The planning present

       But the reading of personal history was not only therapeutic value as regards to the suffering experienced or lived trauma; it is also the typical action of the believer who, in history, looks and contemplates the signs of the active and transforming presence of God. He made of the human history  the place of his presence and if he chose to go down in history means that he considers it  worthy place of his dwelling.


      In the Bible God repeatedly calls for Israel to remember and celebrate the passing of God in his life:  to recall that means a memory, that is possible today to live and enjoy the fruits of an event chronological distant (cf. Dt from 8.2 to 5). In the biblical mentality that it applies to the people is also valid for the individual believer: it is my job to learn to read and live my history as salvation history, namely as the specific place where God chose to meet me and make friends with me .


      The active integration of past, present and future, that accepts with respect and  responsibility for its history, this implies living in a project dimension, as a call to love, to an encounter with another human being and with God. When the past is taken in a mature way and with an attitude of faith, without denying it, and without becoming imprisoned, like Abraham, we can leave our country and go where the Lord will show us. Past and future have a syntesis in the present where, in fact, we are living.
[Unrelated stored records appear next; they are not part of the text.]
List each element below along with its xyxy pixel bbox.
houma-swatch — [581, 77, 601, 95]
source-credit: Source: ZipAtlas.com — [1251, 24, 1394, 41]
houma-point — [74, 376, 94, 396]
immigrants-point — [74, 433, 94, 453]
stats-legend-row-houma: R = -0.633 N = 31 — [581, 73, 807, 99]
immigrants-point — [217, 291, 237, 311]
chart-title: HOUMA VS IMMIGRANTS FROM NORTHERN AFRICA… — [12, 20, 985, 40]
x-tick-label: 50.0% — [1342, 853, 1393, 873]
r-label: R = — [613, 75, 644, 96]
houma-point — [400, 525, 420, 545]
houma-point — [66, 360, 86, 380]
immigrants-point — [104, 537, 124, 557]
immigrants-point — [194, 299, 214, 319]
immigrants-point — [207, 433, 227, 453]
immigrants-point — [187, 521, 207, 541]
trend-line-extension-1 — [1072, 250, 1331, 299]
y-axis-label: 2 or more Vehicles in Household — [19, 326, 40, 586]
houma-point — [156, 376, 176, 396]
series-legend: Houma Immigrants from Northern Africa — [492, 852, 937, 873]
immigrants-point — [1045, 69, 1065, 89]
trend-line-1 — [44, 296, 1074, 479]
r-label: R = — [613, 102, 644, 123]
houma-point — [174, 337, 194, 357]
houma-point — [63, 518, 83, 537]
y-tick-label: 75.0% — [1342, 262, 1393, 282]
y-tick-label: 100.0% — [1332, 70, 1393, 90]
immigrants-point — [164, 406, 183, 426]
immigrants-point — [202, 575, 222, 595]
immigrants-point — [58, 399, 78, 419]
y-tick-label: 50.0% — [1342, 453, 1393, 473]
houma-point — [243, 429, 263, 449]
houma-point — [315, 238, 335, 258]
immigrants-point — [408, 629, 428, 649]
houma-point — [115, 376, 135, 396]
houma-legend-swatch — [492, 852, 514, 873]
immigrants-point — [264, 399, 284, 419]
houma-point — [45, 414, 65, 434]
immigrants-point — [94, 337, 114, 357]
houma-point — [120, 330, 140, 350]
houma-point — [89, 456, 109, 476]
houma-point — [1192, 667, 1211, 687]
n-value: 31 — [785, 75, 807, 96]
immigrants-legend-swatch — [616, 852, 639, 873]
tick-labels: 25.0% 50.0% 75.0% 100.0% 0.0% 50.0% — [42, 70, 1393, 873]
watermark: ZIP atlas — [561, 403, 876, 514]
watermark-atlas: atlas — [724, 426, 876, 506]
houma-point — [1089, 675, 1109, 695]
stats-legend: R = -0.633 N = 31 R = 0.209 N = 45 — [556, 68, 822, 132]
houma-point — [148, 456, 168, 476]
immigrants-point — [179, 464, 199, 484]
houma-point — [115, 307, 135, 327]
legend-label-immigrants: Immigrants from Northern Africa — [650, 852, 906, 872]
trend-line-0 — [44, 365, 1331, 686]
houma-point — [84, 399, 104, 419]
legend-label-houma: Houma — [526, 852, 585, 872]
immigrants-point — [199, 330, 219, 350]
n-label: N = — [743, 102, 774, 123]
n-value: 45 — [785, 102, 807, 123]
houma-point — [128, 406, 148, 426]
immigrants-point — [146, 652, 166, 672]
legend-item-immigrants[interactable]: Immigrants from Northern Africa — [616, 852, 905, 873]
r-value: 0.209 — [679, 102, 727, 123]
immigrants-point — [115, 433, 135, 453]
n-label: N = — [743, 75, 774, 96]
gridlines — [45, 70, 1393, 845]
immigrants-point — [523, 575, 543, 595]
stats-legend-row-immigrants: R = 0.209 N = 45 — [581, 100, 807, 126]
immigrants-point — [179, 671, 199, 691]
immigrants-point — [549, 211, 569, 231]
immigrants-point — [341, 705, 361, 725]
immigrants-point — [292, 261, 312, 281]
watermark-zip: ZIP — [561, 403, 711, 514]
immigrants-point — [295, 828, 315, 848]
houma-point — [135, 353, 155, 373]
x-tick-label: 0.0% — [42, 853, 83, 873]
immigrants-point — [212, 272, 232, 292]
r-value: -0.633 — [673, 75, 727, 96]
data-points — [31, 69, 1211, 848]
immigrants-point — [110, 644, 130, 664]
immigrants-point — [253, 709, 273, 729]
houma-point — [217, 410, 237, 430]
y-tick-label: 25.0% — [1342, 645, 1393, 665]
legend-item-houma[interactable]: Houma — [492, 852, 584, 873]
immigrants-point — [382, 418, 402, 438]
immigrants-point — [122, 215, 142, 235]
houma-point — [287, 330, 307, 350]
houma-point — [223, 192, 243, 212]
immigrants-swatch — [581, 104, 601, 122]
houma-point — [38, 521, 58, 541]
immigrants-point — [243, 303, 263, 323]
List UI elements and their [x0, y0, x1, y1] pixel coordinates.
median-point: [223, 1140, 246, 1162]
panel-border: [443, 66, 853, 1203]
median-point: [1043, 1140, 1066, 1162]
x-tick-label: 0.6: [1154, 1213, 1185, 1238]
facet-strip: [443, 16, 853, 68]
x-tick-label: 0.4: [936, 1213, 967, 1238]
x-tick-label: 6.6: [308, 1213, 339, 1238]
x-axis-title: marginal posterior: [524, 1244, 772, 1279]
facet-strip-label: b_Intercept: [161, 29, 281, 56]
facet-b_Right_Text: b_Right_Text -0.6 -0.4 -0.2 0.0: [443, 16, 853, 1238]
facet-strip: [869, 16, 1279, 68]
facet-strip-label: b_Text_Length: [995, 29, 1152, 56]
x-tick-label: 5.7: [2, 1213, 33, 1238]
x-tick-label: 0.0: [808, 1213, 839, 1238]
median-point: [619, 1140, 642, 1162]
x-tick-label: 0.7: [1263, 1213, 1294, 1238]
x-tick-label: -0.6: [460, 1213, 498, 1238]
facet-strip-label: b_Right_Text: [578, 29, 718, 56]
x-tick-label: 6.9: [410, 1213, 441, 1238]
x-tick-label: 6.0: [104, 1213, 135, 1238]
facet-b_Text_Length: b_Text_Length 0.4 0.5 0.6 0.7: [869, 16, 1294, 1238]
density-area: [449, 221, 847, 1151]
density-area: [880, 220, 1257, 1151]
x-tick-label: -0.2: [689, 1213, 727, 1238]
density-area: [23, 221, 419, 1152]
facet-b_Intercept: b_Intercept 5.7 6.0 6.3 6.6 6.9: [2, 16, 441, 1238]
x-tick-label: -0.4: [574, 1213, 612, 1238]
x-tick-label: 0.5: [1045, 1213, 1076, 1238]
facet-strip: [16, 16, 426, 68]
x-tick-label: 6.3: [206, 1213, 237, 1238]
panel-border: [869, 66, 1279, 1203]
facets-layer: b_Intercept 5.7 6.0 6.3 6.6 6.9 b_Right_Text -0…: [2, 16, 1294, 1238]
      This was clearly understood by St. Therese of Lisieux, as the verses of her poem evidenced "My song today": "You know, my God, that to love you on earth I have nothing now! I love you, Jesus, tend to you my soul ... Be thou my sweet support, reign in my heart, give me your smile, for a day just for today, for today! Who cares, Lord, if the future is dark ... No, I can not pray for tomorrow. Keep my heart pure, cover me with your shadow, and that is only not for today."[3]

 Samuela Rigon
Formatrice vocazionale e psicologa
samu.rig@libero.it


 

[1] F. IMODA, Sviluppo umano. Psicologia e mistero, Piemme, Casale Monferrato 1993, 85-96; A. PERUFFO, «Cosa ne facciamo del nostro passato?», in Tredimensioni 4 (2007) 182-192.

[2] B. MAGGIONI, La cruna e il cammello. Percorsi evangelici e umanità di Gesù, Àncora, Milano 2006, 47-48.

[3] TERESA DI LISIEUX, «Il mio canto d’oggi», 1° giugno 1894, in COMUNITÀ DI SAN LEONINO (a cura di), Meditazioni quotidiane con i santi del Carmelo. La fertile montagna, Edizioni OCD, Roma 2007, 63.